Гюго (Артемьев) - страница 3

Франция — страна литературоцентричная. Гюго, его старшие коллеги Шатобриан и Ламартин — а ещё ранее Вольтер — это доказали. В какой ещё стране лучшие писатели своего времени оказывали такое влияние на политику и общественную жизнь? Поэтому склонность Гюго к лидерству, к воздействию на умы современников как нельзя лучше соответствовала национальным традициям Франции.

Положение Гюго как писателя во многом отличалось от положения его великих собратьев по перу из других стран. Ему не нужно было создавать литературный язык — французский уже имел давнюю и славную литературную традицию. Этим его задача не совпадала с задачей Пушкина или Данте. Но ему надо было оживить уже развитый литературный язык, к тому времени задыхавшийся в путах устаревшего классицизма, особенно в поэзии. Одновременно Гюго принадлежит к плеяде крупнейших романтиков начала XIX века — Джордж Гордон Байрон, Алессандро Мандзони, Адам Мицкевич.

К Гюго часто относились несправедливо. Сравнение с Иоганном Вольфгангом Гёте будет весьма показательным. Если в Германии установился патриархально-сентиментальный культ своего национального поэта, то к Гюго сами французы относились по-демократически критично. Галльское остроумие и насмешливость сыграли плохую шутку, над ним было принято посмеиваться — за прекраснодушие, пафос, морализаторство. Немецкому поэту многое прощалось из того, что не прощалось французскому. Гюго критиковали за участие в политике, тогда как служба Гёте при дворе герцога превозносилась как подвиг самоотречения и служения обществу. Старческие влюблённости Гёте описываются в самых романтических и сочувствующих выражениях, любовные же эскапады Гюго порицаются и высмеиваются. Рассуждения французского поэта о Боге и бессмертии души выставляются как образцы бессмыслицы (типично название главы в книге британского историка Пола Джонсона «Творцы» — «Виктор Гюго: гений без мозгов»), антинаучные натурфилософские бредни немецкого пиита по опровержению теории цвета Ньютона, напротив, воспринимаются с пиететом. «Эгоистом» называли одного Гюго, хотя у Гёте «эго» было не меньшим, и он культивировал его ничуть не менее бережно, заставляя других подстраиваться под него.

Да, в жизни Гюго имелось много актёрского, включая финал: его погребение. Но театральность была заложена в основе его личности, придавая ей особую выразительность, делая писателя larger-than-life[1].

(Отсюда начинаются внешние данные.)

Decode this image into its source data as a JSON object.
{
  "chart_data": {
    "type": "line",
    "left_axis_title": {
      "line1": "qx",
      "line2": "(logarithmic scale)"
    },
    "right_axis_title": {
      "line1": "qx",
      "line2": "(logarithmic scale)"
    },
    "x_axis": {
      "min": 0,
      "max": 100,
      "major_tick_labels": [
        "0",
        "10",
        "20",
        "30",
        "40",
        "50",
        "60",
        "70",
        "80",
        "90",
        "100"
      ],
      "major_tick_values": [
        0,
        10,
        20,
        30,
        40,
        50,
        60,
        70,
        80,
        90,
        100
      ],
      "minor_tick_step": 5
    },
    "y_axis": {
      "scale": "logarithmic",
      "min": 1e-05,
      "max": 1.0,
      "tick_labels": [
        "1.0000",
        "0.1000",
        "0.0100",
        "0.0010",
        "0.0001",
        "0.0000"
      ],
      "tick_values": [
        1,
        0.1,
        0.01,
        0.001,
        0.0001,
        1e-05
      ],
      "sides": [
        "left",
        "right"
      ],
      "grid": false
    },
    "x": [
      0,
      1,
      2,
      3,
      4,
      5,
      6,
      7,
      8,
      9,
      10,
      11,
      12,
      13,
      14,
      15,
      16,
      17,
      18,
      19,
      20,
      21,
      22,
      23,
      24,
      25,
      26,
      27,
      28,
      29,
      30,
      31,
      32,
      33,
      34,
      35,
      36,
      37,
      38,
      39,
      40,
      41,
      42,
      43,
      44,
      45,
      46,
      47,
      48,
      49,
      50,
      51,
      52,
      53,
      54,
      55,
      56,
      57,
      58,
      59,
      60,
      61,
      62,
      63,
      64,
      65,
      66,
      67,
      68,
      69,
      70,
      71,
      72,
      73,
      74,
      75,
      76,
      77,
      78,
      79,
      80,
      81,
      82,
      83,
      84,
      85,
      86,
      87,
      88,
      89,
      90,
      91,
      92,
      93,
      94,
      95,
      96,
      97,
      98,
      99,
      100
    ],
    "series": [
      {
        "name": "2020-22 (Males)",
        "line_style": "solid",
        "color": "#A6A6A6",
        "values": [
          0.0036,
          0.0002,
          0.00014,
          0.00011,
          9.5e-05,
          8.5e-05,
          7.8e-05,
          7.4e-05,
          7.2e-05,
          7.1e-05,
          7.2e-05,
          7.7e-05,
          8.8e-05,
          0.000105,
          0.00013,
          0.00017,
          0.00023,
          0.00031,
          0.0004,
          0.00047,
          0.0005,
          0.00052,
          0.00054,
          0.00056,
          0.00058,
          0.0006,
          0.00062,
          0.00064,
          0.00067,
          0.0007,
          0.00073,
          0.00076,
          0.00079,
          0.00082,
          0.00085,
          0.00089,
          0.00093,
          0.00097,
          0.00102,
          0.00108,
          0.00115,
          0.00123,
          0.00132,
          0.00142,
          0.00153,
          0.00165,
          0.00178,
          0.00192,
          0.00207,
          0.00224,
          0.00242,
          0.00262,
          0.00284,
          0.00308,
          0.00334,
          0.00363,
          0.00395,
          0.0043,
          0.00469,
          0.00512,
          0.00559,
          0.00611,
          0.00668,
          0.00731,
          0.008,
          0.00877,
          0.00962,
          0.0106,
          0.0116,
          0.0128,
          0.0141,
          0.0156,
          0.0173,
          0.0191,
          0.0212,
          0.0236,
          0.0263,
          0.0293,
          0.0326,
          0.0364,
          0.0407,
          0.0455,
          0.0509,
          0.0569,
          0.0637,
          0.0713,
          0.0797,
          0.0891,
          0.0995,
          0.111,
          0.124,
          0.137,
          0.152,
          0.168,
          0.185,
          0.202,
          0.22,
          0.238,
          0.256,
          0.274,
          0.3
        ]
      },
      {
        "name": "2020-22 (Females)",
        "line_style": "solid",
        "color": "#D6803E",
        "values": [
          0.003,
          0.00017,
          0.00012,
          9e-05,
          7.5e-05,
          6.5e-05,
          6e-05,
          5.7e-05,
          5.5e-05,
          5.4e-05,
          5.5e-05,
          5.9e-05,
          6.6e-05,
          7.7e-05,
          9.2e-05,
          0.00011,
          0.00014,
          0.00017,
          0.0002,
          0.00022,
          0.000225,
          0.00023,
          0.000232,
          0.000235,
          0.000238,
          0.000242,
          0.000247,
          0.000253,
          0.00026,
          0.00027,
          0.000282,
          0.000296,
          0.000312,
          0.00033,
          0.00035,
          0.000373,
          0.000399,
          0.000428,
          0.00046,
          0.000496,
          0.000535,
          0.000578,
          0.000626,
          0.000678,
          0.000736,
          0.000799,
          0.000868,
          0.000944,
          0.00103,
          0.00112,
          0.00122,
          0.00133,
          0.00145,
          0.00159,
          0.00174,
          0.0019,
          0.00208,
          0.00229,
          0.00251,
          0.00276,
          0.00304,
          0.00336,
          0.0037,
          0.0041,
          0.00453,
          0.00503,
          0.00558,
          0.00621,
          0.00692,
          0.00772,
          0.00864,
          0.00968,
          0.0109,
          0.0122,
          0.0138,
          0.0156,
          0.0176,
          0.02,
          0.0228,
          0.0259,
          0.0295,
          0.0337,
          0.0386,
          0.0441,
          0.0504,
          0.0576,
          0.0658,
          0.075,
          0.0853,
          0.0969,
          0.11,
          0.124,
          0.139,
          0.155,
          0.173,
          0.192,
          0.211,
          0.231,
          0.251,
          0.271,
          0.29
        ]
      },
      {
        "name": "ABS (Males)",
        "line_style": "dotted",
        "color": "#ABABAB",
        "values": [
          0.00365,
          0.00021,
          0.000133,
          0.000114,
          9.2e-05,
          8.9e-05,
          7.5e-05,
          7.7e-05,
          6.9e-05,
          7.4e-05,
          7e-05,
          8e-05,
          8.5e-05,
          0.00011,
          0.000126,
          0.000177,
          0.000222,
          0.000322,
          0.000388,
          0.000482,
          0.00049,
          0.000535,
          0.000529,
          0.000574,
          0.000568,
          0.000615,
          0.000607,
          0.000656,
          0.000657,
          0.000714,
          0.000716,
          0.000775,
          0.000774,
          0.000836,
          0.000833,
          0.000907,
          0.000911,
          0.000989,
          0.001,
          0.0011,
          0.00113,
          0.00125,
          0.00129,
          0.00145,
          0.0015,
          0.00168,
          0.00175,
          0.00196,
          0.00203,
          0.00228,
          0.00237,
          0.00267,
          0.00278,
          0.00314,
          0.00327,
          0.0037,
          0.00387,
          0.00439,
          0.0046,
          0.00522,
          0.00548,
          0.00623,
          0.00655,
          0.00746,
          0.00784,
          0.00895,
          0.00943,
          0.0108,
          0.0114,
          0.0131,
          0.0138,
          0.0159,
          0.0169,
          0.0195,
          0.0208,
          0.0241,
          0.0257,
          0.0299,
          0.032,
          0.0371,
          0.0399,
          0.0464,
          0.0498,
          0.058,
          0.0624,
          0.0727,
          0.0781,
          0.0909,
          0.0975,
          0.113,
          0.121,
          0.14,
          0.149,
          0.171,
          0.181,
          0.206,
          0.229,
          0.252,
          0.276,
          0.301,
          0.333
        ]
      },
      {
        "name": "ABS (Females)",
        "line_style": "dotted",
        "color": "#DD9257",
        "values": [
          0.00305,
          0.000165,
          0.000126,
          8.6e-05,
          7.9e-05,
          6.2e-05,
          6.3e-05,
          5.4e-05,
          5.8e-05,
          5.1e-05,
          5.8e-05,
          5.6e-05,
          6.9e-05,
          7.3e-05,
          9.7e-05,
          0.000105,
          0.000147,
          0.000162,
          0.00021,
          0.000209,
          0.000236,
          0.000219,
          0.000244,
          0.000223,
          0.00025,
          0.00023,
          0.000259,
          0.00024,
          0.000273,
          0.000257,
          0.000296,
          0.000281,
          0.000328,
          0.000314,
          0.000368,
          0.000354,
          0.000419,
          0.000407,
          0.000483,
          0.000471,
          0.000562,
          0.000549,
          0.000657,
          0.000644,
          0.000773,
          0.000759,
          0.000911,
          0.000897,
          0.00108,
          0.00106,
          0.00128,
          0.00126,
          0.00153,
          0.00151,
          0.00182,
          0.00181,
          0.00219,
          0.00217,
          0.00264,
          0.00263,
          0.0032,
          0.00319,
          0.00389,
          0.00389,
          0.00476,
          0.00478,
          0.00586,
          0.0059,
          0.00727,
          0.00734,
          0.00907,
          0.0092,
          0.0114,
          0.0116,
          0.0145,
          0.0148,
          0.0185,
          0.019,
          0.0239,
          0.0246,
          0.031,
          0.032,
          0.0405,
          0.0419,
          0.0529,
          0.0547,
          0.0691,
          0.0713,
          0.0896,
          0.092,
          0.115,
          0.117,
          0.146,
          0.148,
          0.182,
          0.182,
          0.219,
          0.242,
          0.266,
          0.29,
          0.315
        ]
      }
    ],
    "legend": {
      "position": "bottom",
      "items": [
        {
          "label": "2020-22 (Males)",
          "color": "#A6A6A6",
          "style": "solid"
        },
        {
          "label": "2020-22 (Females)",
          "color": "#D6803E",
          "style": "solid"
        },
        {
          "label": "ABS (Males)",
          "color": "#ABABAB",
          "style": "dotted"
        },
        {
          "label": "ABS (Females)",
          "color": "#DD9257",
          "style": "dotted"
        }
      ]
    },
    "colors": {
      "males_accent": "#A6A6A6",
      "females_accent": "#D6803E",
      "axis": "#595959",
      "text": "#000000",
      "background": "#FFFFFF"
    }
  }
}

Многообразие его дарований не исчерпывается литературой и политикой. XX век открыл нам и Гюго-художника, чьи рисунки сегодня ценятся очень высоко, заставляя иных критиков восклицать, что их значение едва ли не превосходит значение его стихов и прозы. Гюго многолик в буквальном и переносном смысле. Существуют два несхожих его образа — первый, нам привычный, — величественного старца с бородой и коротким ёжиком седых волос. Но есть и другой, непривычный, — безбородый и длинноволосый, каким он был большую часть жизни.